For the foregoing purposes and for other questions, comments, requests, or inquiries regarding the Processing of your personal information by Gibson Dunn, please contact us via e-mail at:
or in writing to:
Gibson Dunn & Crutcher LLP
Attn.: Office of the General Counsel
Martin A. Hewett
1050 Connecticut Ave., NW
Washington, DC 20036
United States of America
Such questions, comments, requests, or inquiries may also be submitted by email to one of the local representatives for our offices in Europe, which are identified at: http://www.gibsondunn.com/legal-notices
All such requests will be handled in accordance with the Privacy Shield Principles and applicable laws, including applicable data protection and privacy laws. Although Gibson Dunn makes good faith efforts to comply with such requests, there may be circumstances in which Gibson Dunn is unable to provide access to such information, comply with a request to amend, correct, or delete such information, and/or limit the disclosure or use of such information, including but not limited to where complying with the request would: (i) violate a privilege or protection (such as the attorney-client privilege) under applicable law; (ii) compromise confidentiality obligations or the privacy, proprietary, or other legitimate rights of Gibson Dunn, its clients, or other third parties; (iii) involve a burden or expense that would be disproportionate to the risks to the individual’s privacy; or (iv) violate applicable rules of professional responsibility or other applicable laws. If Gibson Dunn determines that any such requests cannot be complied with for such a reason or reasons, Gibson Dunn will endeavor to provide you with an explanation of why that determination was made.

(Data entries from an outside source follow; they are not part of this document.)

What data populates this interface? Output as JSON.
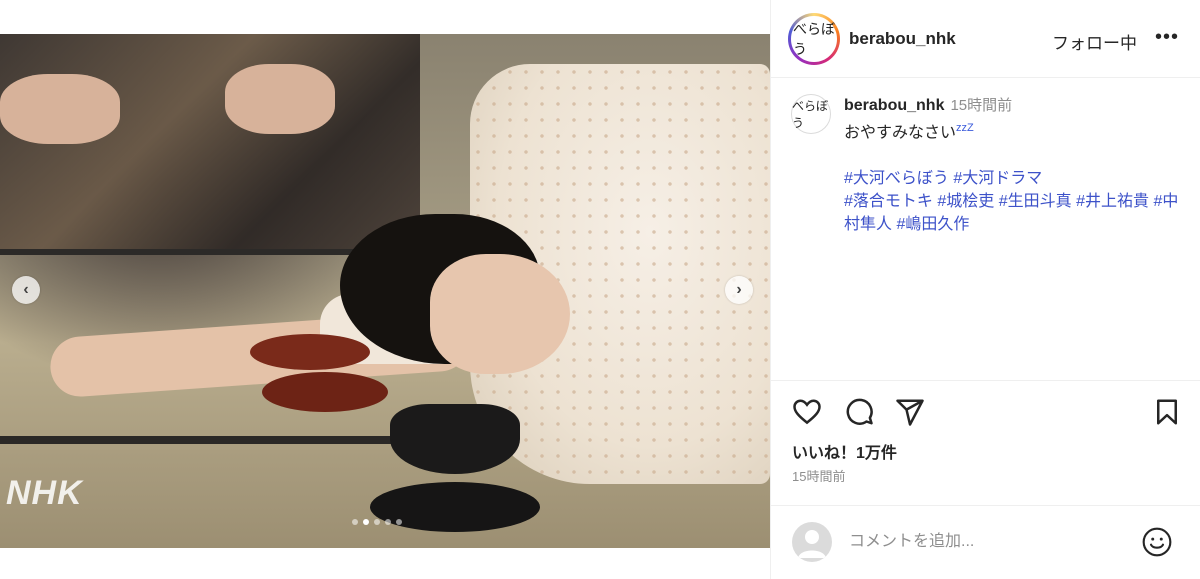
{
  "post": {
    "username": "berabou_nhk",
    "follow_status": "フォロー中",
    "more_label": "•••",
    "avatar_text": "べらぼう"
  },
  "media": {
    "watermark": "NHK",
    "prev_label": "‹",
    "next_label": "›",
    "carousel_total": 5,
    "carousel_active_index": 1
  },
  "caption": {
    "username": "berabou_nhk",
    "time_ago": "15時間前",
    "text": "おやすみなさい",
    "zzz": "zzZ",
    "hashtags": [
      "#大河べらぼう",
      "#大河ドラマ",
      "#落合モトキ",
      "#城桧吏",
      "#生田斗真",
      "#井上祐貴",
      "#中村隼人",
      "#嶋田久作"
    ]
  },
  "actions": {
    "likes": "いいね！1万件",
    "post_time": "15時間前"
  },
  "comment": {
    "placeholder": "コメントを追加..."
  },
  "colors": {
    "hashtag": "#3d52c9",
    "muted": "#8e8e8e",
    "text": "#262626"
  },
  "icons": [
    "heart-icon",
    "comment-icon",
    "share-icon",
    "bookmark-icon",
    "emoji-icon",
    "more-icon",
    "chevron-left-icon",
    "chevron-right-icon"
  ]
}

To protect your privacy, Gibson Dunn will take commercially reasonable steps to verify your identity before granting access to or making any changes to your personal information.
Users are encouraged to contact us should there be a EU-U.S. Privacy Shield or U.S.-Swiss Safe Harbor-related (or general privacy-related) complaint.
For any complaints relating to Personal Data from the EU or Switzerland that cannot be resolved with Gibson Dunn directly, Gibson Dunn has committed to refer unresolved complaints under the Privacy Shield Principles and the U.S.-Swiss Safe Harbor Principles to an independent dispute resolution body based in the United States, JAMS. If you do not receive timely acknowledgement of your complaint from us, or if we have not resolved your complaint, please contact or visit https://www.jamsadr.com/eu-us-privacy-shield for more information or to file a complaint. The services of JAMS are provided at no cost to you.
Finally, under certain conditions, EU individuals may invoke binding arbitration before the Privacy Shield Panel.
Gibson Dunn’s Privacy Shield Policy may be amended from time to time, consistent with applicable data protection laws, Gibson Dunn’s legal obligations and professional duties and the then applicable Privacy Shield Principles. Gibson Dunn will make available on its website any new version of its Privacy Shield Policy.